The Batshit Crazy Story Of The Day Elon Musk Decided To Personally Rip Servers Out Of A Sacramento Data Center

@redcalcium · 10 months ago

Remember he just gutted Twitter before pulling this stunt, so the estimate of a few months to move the servers might be true if the entire department that handle infra has been gutted with only skeleton crew left.

@flathead@lemm.ee · 10 months ago

Well, yes. If nobody left has a clue then it’s going to take a little longer but you could physically move just about anything in a few weeks with the right crew, even if you had to bring them in cold. An open checkbook solves a lot of logistical problems.

The proof is more or less self evident. If this idiot and his cousin were able to pull it off without breaking anything critical, then it stands to reason that a properly managed team would have been able to do it in a more orderly way in a few days.

I get that everyone wants to paint this as completely irresponsible, but apart from the fact that it was done so haphazardly in the dead of night and gate crashing the data center security (nobody is going to refuse access to the CEO), there’s really nothing here that’s completely out of order. Locking the gear in the trucks is pretty standard for intact secure data transport. The real mistake is the infra manager sandbagging the move estimate - or not understanding how to plan and execute it.

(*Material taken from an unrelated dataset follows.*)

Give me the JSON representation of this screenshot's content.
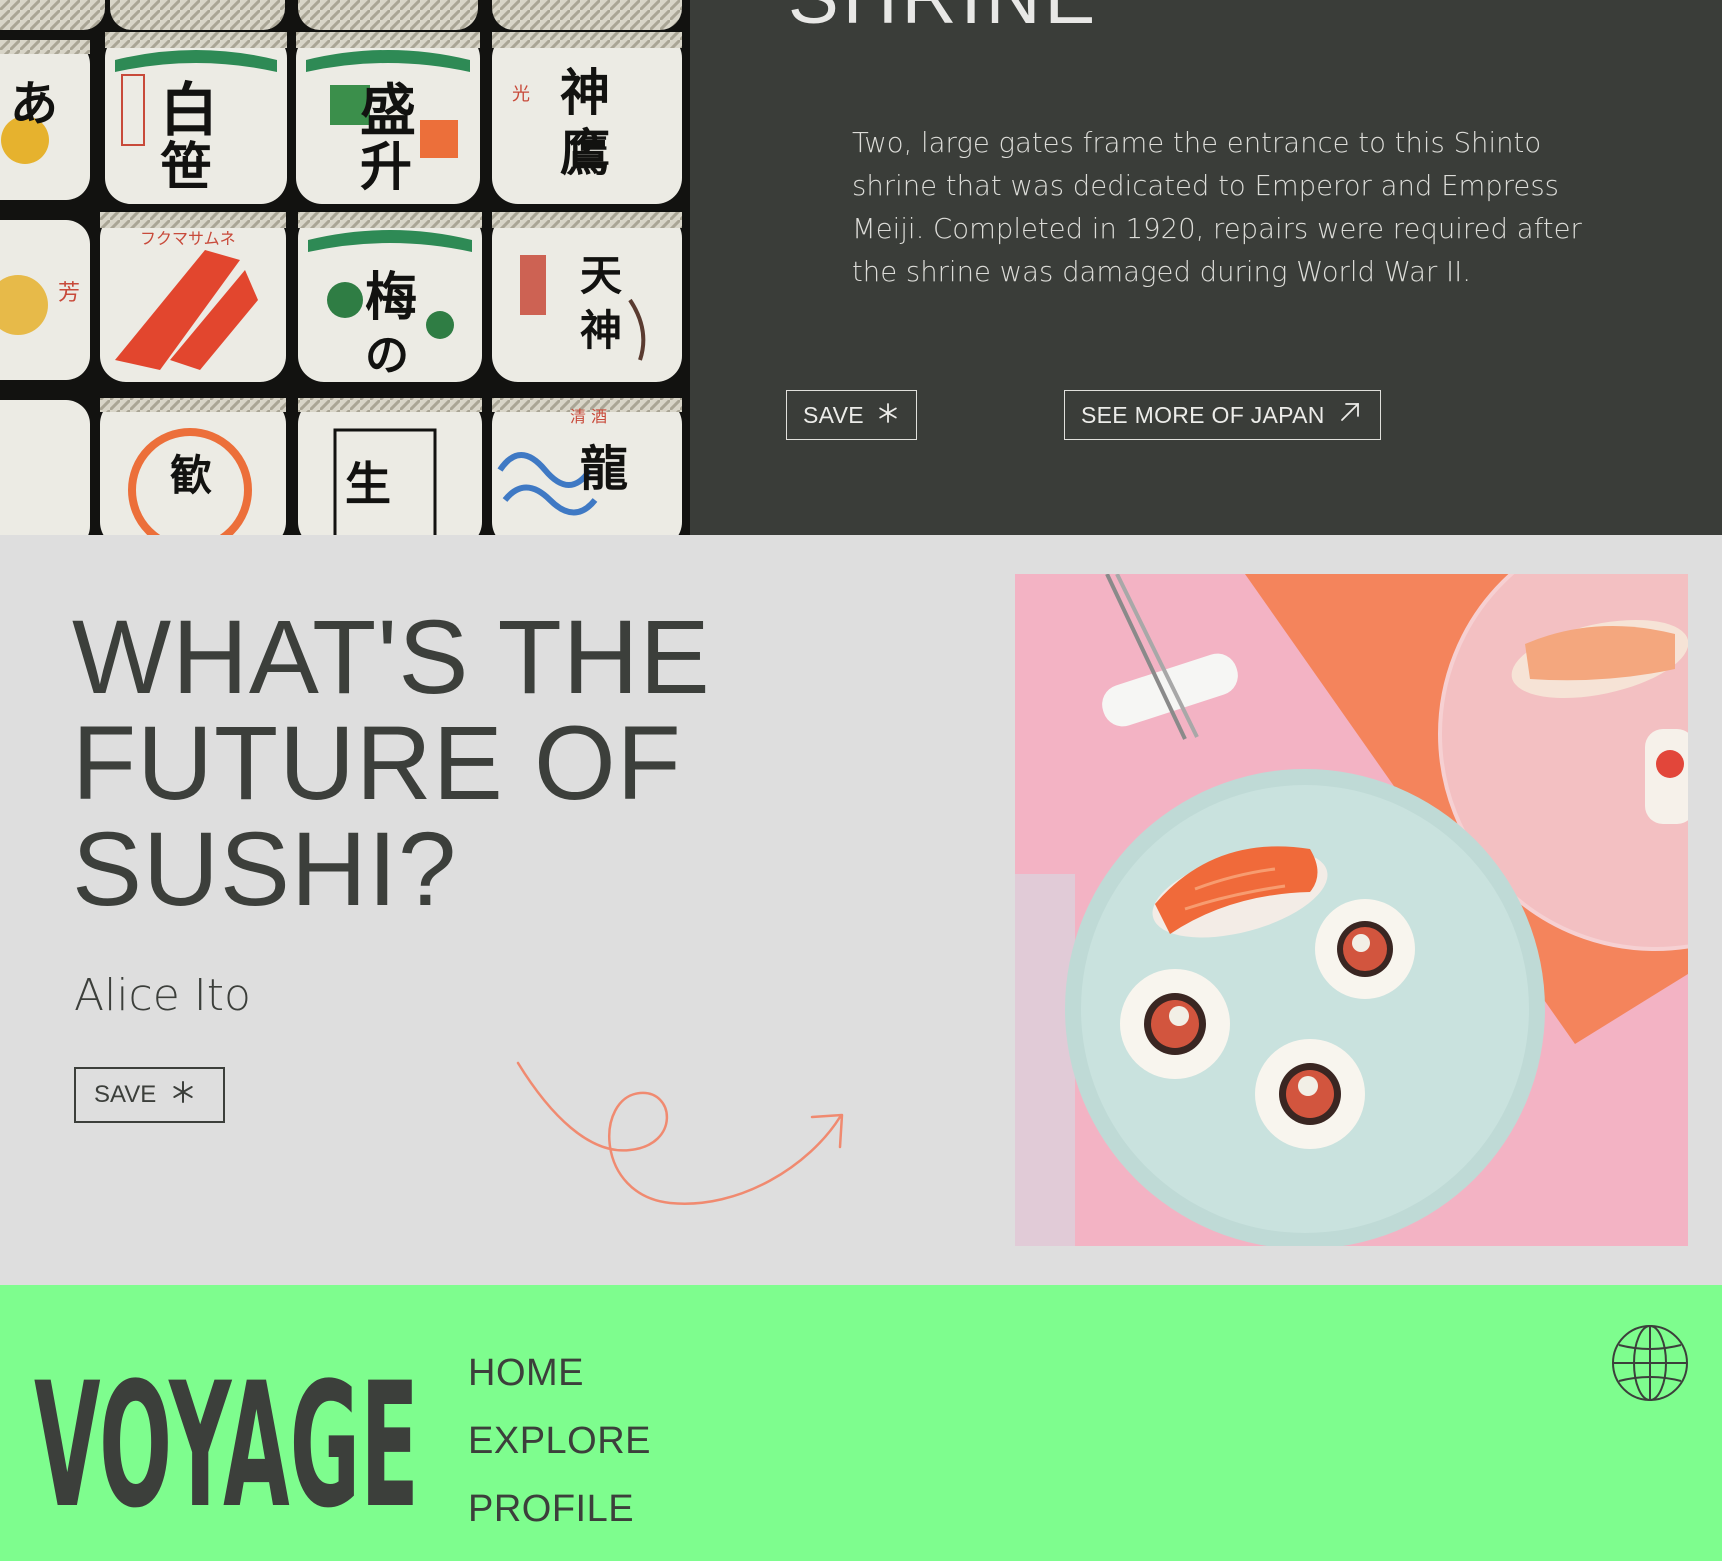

@redcalcium · edit-2 10 months ago

Physically move them is one thing. Reassigning each server into the new data center network is a whole other thing. It won’t be as simple as connecting the power and network cables. From the post, the rack density is different so you’ll probably have to change the each server name to match the new rack position. Then the hostname and subnet probably changes in the new data center, so now you’ll have to map everything again (the hard coded references to Sacramento mentioned by Musk). The 100MM contract means they have a lot of servers to account for. This is the real headache of the migration and probably the reason Twitter keep having random outages for months after this stunt. They probably took shortcut and can’t bring all those servers online in time to handle traffic bursts which leads to another Musk’s shenanigans (e.g. forbidding visitors from viewing tweets unless they’re logged in to limit servers load, etc).

Edit: the more I think about this, the more my head hurt. If any infra people reading this, what are you going to do if you suddenly received truckloads of servers yanked from another data center location and told to bring them online again ASAP, while more than half of your team has been laid off? Seriously, what’s the step you’re gonna do to bring all these servers online again? Oh, and those servers probably not gracefully shut down and just have their power cable yoinked off.

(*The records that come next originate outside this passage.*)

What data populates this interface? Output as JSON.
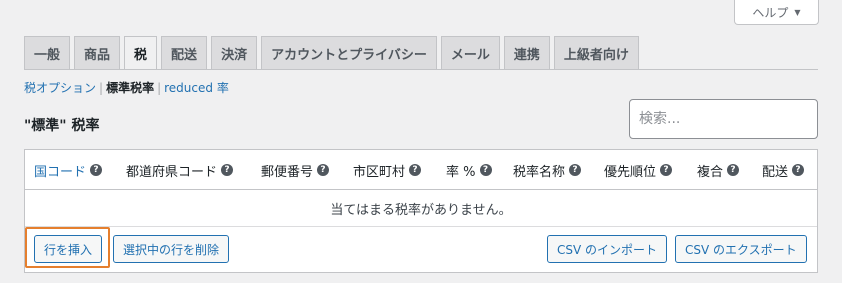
{
  "help": {
    "label": "ヘルプ",
    "caret": "▼"
  },
  "tabs": [
    {
      "label": "一般"
    },
    {
      "label": "商品"
    },
    {
      "label": "税"
    },
    {
      "label": "配送"
    },
    {
      "label": "決済"
    },
    {
      "label": "アカウントとプライバシー"
    },
    {
      "label": "メール"
    },
    {
      "label": "連携"
    },
    {
      "label": "上級者向け"
    }
  ],
  "active_tab": "税",
  "subsections": {
    "tax_options": "税オプション",
    "standard_rates": "標準税率",
    "reduced_rate": "reduced 率",
    "separator": "|"
  },
  "section_title": "\"標準\" 税率",
  "search": {
    "placeholder": "検索..."
  },
  "table": {
    "columns": [
      {
        "label": "国コード",
        "sortable": true
      },
      {
        "label": "都道府県コード",
        "sortable": false
      },
      {
        "label": "郵便番号",
        "sortable": false
      },
      {
        "label": "市区町村",
        "sortable": false
      },
      {
        "label": "率 %",
        "sortable": false
      },
      {
        "label": "税率名称",
        "sortable": false
      },
      {
        "label": "優先順位",
        "sortable": false
      },
      {
        "label": "複合",
        "sortable": false
      },
      {
        "label": "配送",
        "sortable": false
      }
    ],
    "help_glyph": "?",
    "empty_message": "当てはまる税率がありません。"
  },
  "buttons": {
    "insert_row": "行を挿入",
    "delete_selected": "選択中の行を削除",
    "import_csv": "CSV のインポート",
    "export_csv": "CSV のエクスポート"
  },
  "colors": {
    "accent": "#2271b1",
    "highlight": "#e57f2e",
    "background": "#f0f0f1"
  }
}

@flathead@lemm.ee · 10 months ago

Oh by no means am I suggesting it was reasonable to do this. Musk would be a fucking nightmare as an employer. As a customer probably not much better but you know what they say about a fool and his money. This fool would be a great customer as long as you had a good lawyer to write the contracts.

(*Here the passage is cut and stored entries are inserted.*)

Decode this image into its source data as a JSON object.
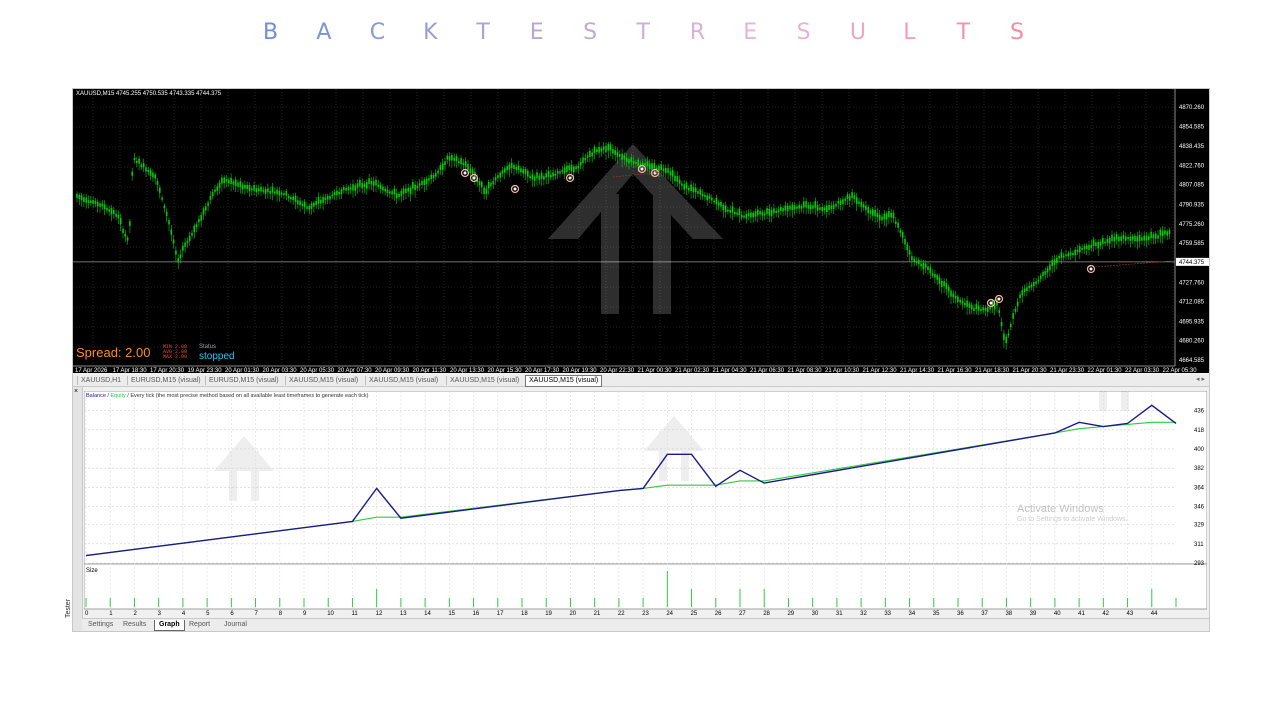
{
  "page_title": "BACKTESTRESULTS",
  "title_gradient": [
    "#6f8fd6",
    "#b1a7d3",
    "#eab5dc",
    "#f68aa1"
  ],
  "chart": {
    "symbol_info": "XAUUSD,M15  4745.255 4750.535 4743.335 4744.375",
    "spread_label": "Spread: 2.00",
    "spread_mini": [
      "MIN 2.00",
      "AVG 2.00",
      "MAX 2.00"
    ],
    "status_label": "Status",
    "status_value": "stopped",
    "price_ticks": [
      "4870.260",
      "4854.585",
      "4838.435",
      "4822.760",
      "4807.085",
      "4790.935",
      "4775.260",
      "4759.585",
      "4744.375",
      "4727.760",
      "4712.085",
      "4695.935",
      "4680.260",
      "4664.585"
    ],
    "current_price": "4744.375",
    "time_ticks": [
      "17 Apr 2026",
      "17 Apr 18:30",
      "17 Apr 20:30",
      "19 Apr 23:30",
      "20 Apr 01:30",
      "20 Apr 03:30",
      "20 Apr 05:30",
      "20 Apr 07:30",
      "20 Apr 09:30",
      "20 Apr 11:30",
      "20 Apr 13:30",
      "20 Apr 15:30",
      "20 Apr 17:30",
      "20 Apr 19:30",
      "20 Apr 22:30",
      "21 Apr 00:30",
      "21 Apr 02:30",
      "21 Apr 04:30",
      "21 Apr 06:30",
      "21 Apr 08:30",
      "21 Apr 10:30",
      "21 Apr 12:30",
      "21 Apr 14:30",
      "21 Apr 16:30",
      "21 Apr 18:30",
      "21 Apr 20:30",
      "21 Apr 23:30",
      "22 Apr 01:30",
      "22 Apr 03:30",
      "22 Apr 05:30"
    ],
    "candle_color": "#00d000",
    "grid_color": "#3a3a3a"
  },
  "symbol_tabs": [
    "XAUUSD,H1",
    "EURUSD,M15 (visual)",
    "EURUSD,M15 (visual)",
    "XAUUSD,M15 (visual)",
    "XAUUSD,M15 (visual)",
    "XAUUSD,M15 (visual)",
    "XAUUSD,M15 (visual)"
  ],
  "active_symbol_tab": 6,
  "tester": {
    "label": "Tester",
    "close": "×",
    "legend_balance": "Balance",
    "legend_sep": " / ",
    "legend_equity": "Equity",
    "legend_rest": " / Every tick (the most precise method based on all available least timeframes to generate each tick)",
    "size_label": "Size",
    "balance_color": "#1a1a8c",
    "equity_color": "#2ecc40"
  },
  "chart_data": {
    "type": "line",
    "title": "",
    "xlabel": "",
    "ylabel": "",
    "x": [
      0,
      11,
      12,
      13,
      22,
      23,
      24,
      25,
      26,
      27,
      28,
      40,
      41,
      42,
      43,
      44,
      45
    ],
    "series": [
      {
        "name": "Balance",
        "values": [
          300,
          332,
          363,
          335,
          361,
          363,
          395,
          395,
          365,
          380,
          368,
          415,
          425,
          421,
          424,
          441,
          424
        ]
      },
      {
        "name": "Equity",
        "values": [
          300,
          332,
          336,
          336,
          361,
          363,
          366,
          366,
          366,
          370,
          370,
          415,
          419,
          421,
          423,
          425,
          425
        ]
      }
    ],
    "size_values": [
      1,
      1,
      1,
      1,
      1,
      1,
      1,
      1,
      1,
      1,
      1,
      1,
      2,
      1,
      1,
      1,
      1,
      1,
      1,
      1,
      1,
      1,
      1,
      1,
      4,
      2,
      1,
      2,
      2,
      1,
      1,
      1,
      1,
      1,
      1,
      1,
      1,
      1,
      1,
      1,
      1,
      1,
      1,
      1,
      2,
      1
    ],
    "ylim": [
      293,
      445
    ],
    "y_ticks": [
      "436",
      "418",
      "400",
      "382",
      "364",
      "346",
      "329",
      "311",
      "293"
    ],
    "x_ticks": [
      "0",
      "1",
      "2",
      "3",
      "4",
      "5",
      "6",
      "7",
      "8",
      "9",
      "10",
      "11",
      "12",
      "13",
      "14",
      "15",
      "16",
      "17",
      "18",
      "19",
      "20",
      "21",
      "22",
      "23",
      "24",
      "25",
      "26",
      "27",
      "28",
      "29",
      "30",
      "31",
      "32",
      "33",
      "34",
      "35",
      "36",
      "37",
      "38",
      "39",
      "40",
      "41",
      "42",
      "43",
      "44"
    ],
    "grid": true
  },
  "bottom_tabs": [
    "Settings",
    "Results",
    "Graph",
    "Report",
    "Journal"
  ],
  "active_bottom_tab": 2,
  "watermark": {
    "line1": "Activate Windows",
    "line2": "Go to Settings to activate Windows."
  }
}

I do suspect that some of the details of this story are somewhat embellished though, if only for the sheer joy of it, which I’m all for. It’s a great story. I don’t believe, for instance, that they could possibly have moved 5000 racks - or even 5000 servers - as I think the story was intimating. It sounds like they filled a few semis, which would be a small fraction of the systems. Maybe this was just the last of it that was too hard to move earlier. As for the rack configs at the other end, they would need power and services and an empty space if they are just rolling the stuff in. That’s only a few weeks of lead time in a properly run facility.

If they had their reservations set up correctly they wouldn’t need to change hostnames or even addresses, just wheel in the racks, brace and connect them. Ideally stuff would be shut down gracefully, but it shouldn’t really matter if they just pulled the plug. The software should be resilient enough to restart ok. Again, no idea if they had anything thought out, probably not, given the way it was done. But I have seen a big tech co move several rows this way when they basically couldn’t be bothered figuring out how to logically migrate them. Of course they weren’t doing it with a coked up CEO at 2am on Christmas Eve, but it wasn’t as difficult as you might imagine. But yeah not 5000 racks at once. Not even close to possible.